We demonstrated the use of a hydrogel-based 3D hiPSC-derived neuronal model, a highly promising technology, to study RABV infection in a more physiological environment, which will broaden our understanding of RABV-host interactions in the CNS.
狂犬病是一种具有高致死率的传染病,对发展中国家的人类健康构成重大威胁。由于缺乏能够重现宿主细胞、细胞外基质和病毒之间复杂通讯途径的合适培养模型,因此基于体外研究的对不同株狂犬病病毒(RABV)在中枢神经系统(CNS)中的发病机制和嗜性的理解受到限制。因此,需要一种模拟细胞-基质相互作用的三维(3D)细胞培养物,以重现体内微环境,从而发现 RABV 感染和宿主反应的相关潜在机制。

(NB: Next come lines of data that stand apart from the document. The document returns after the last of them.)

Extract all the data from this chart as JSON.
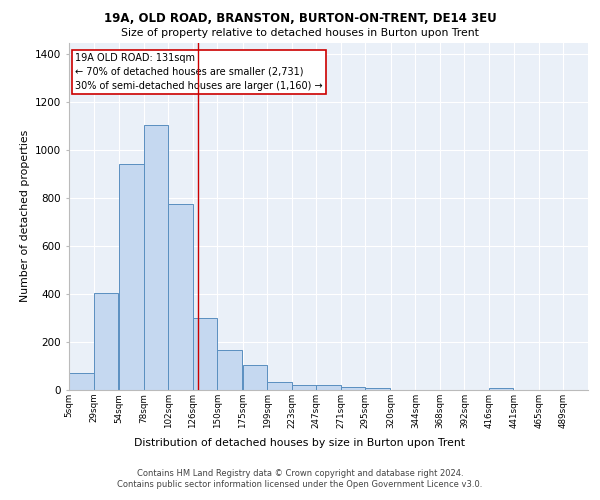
{
  "title1": "19A, OLD ROAD, BRANSTON, BURTON-ON-TRENT, DE14 3EU",
  "title2": "Size of property relative to detached houses in Burton upon Trent",
  "xlabel": "Distribution of detached houses by size in Burton upon Trent",
  "ylabel": "Number of detached properties",
  "footer1": "Contains HM Land Registry data © Crown copyright and database right 2024.",
  "footer2": "Contains public sector information licensed under the Open Government Licence v3.0.",
  "annotation_line1": "19A OLD ROAD: 131sqm",
  "annotation_line2": "← 70% of detached houses are smaller (2,731)",
  "annotation_line3": "30% of semi-detached houses are larger (1,160) →",
  "bar_color": "#c5d8f0",
  "bar_edge_color": "#5a8fc0",
  "vline_color": "#cc0000",
  "vline_sqm": 131,
  "categories": [
    "5sqm",
    "29sqm",
    "54sqm",
    "78sqm",
    "102sqm",
    "126sqm",
    "150sqm",
    "175sqm",
    "199sqm",
    "223sqm",
    "247sqm",
    "271sqm",
    "295sqm",
    "320sqm",
    "344sqm",
    "368sqm",
    "392sqm",
    "416sqm",
    "441sqm",
    "465sqm",
    "489sqm"
  ],
  "bin_edges": [
    5,
    29,
    54,
    78,
    102,
    126,
    150,
    175,
    199,
    223,
    247,
    271,
    295,
    320,
    344,
    368,
    392,
    416,
    441,
    465,
    489
  ],
  "bin_width": 24,
  "values": [
    70,
    405,
    945,
    1105,
    775,
    300,
    168,
    105,
    35,
    20,
    20,
    12,
    10,
    0,
    0,
    0,
    0,
    10,
    0,
    0,
    0
  ],
  "ylim": [
    0,
    1450
  ],
  "yticks": [
    0,
    200,
    400,
    600,
    800,
    1000,
    1200,
    1400
  ],
  "plot_bg_color": "#eaf0f8",
  "grid_color": "#ffffff"
}
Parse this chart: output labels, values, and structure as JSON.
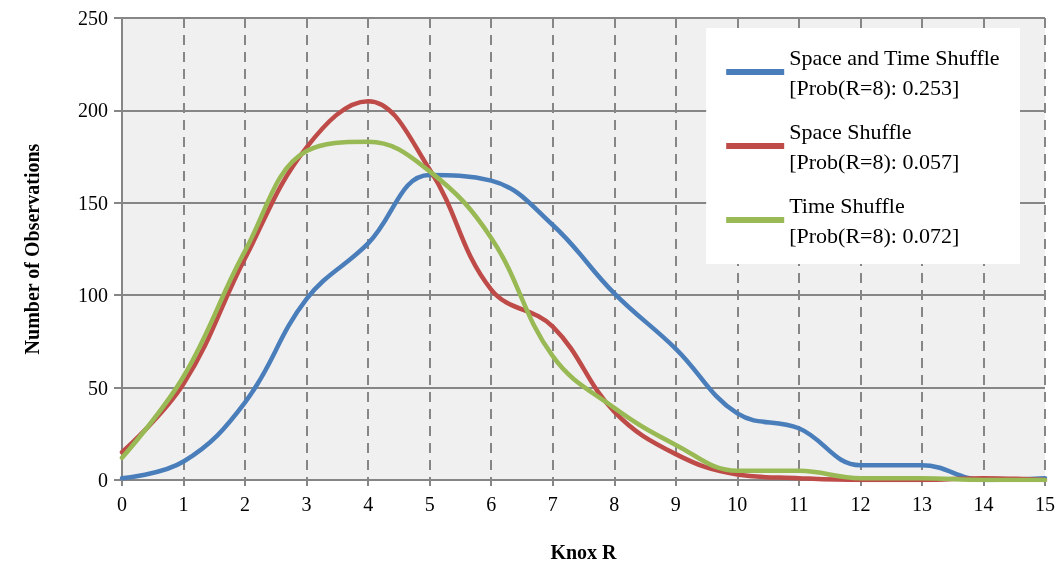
{
  "chart_data": {
    "type": "line",
    "xlabel": "Knox R",
    "ylabel": "Number of Observations",
    "x": [
      0,
      1,
      2,
      3,
      4,
      5,
      6,
      7,
      8,
      9,
      10,
      11,
      12,
      13,
      14,
      15
    ],
    "series": [
      {
        "name": "Space and Time Shuffle\n[Prob(R=8): 0.253]",
        "color": "#4a7ebb",
        "values": [
          1,
          10,
          42,
          98,
          128,
          165,
          162,
          138,
          101,
          71,
          36,
          28,
          8,
          8,
          0,
          1
        ]
      },
      {
        "name": "Space Shuffle\n[Prob(R=8): 0.057]",
        "color": "#be4b48",
        "values": [
          15,
          52,
          120,
          180,
          205,
          168,
          103,
          83,
          37,
          14,
          3,
          1,
          0,
          0,
          1,
          0
        ]
      },
      {
        "name": "Time Shuffle\n[Prob(R=8): 0.072]",
        "color": "#98b954",
        "values": [
          12,
          56,
          124,
          178,
          183,
          167,
          131,
          67,
          39,
          19,
          5,
          5,
          1,
          1,
          0,
          0
        ]
      }
    ],
    "xlim": [
      0,
      15
    ],
    "xticks": [
      0,
      1,
      2,
      3,
      4,
      5,
      6,
      7,
      8,
      9,
      10,
      11,
      12,
      13,
      14,
      15
    ],
    "ylim": [
      0,
      250
    ],
    "yticks": [
      0,
      50,
      100,
      150,
      200,
      250
    ],
    "grid": true,
    "legend": "top right",
    "marker": "none",
    "line_style": "solid"
  }
}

基于神经元标志物的细胞活力、形态和基因表达分析,开发并表征了用于 RABV 感染的 3D 胶原-Matrigel 水凝胶包封的 hiPSC 衍生神经元。在 2D 和 3D 神经元培养物中检查了两种不同株 RABV(野生型泰国(TH)和挑战病毒标准(CVS)-11 株)的复制动力学。还通过 NanoString 分析研究了 RABV 感染的 2D 和 3D 模型中神经病理学途径的差异基因表达分析(DEG)。
3D hiPSC 衍生神经元显示出更具生理相关性的神经元网络,并且比传统的 2D 单层模型具有更健壮和更长时间的成熟和分化。TH 和 CVS-11 在 3D 神经元模型中表现出不同的生长动力学。此外,RABV 感染期间观察到的神经病理学途径的基因表达分析表明,在 3D 模型中存在大量差异表达基因(DEG)。与 2D 神经元模型不同,与 TH 感染组相比,3D 模型在感染 CVS-11 时显示出更明显的细胞反应,突出了细胞环境对 RABV-宿主相互作用的影响。感染的 3D 神经元培养物中 DEG 的基因本体论(GO)富集显示,与炎症反应、凋亡信号通路、谷氨酸能突触和突触间信号转导相关的基因发生改变,而这些基因在 2D 培养物中没有显著变化。
我们展示了使用基于水凝胶的 3D hiPSC 衍生神经元模型,这是一种很有前途的技术,可在更生理的环境中研究 RABV 感染,从而加深我们对 CNS 中 RABV-宿主相互作用的理解。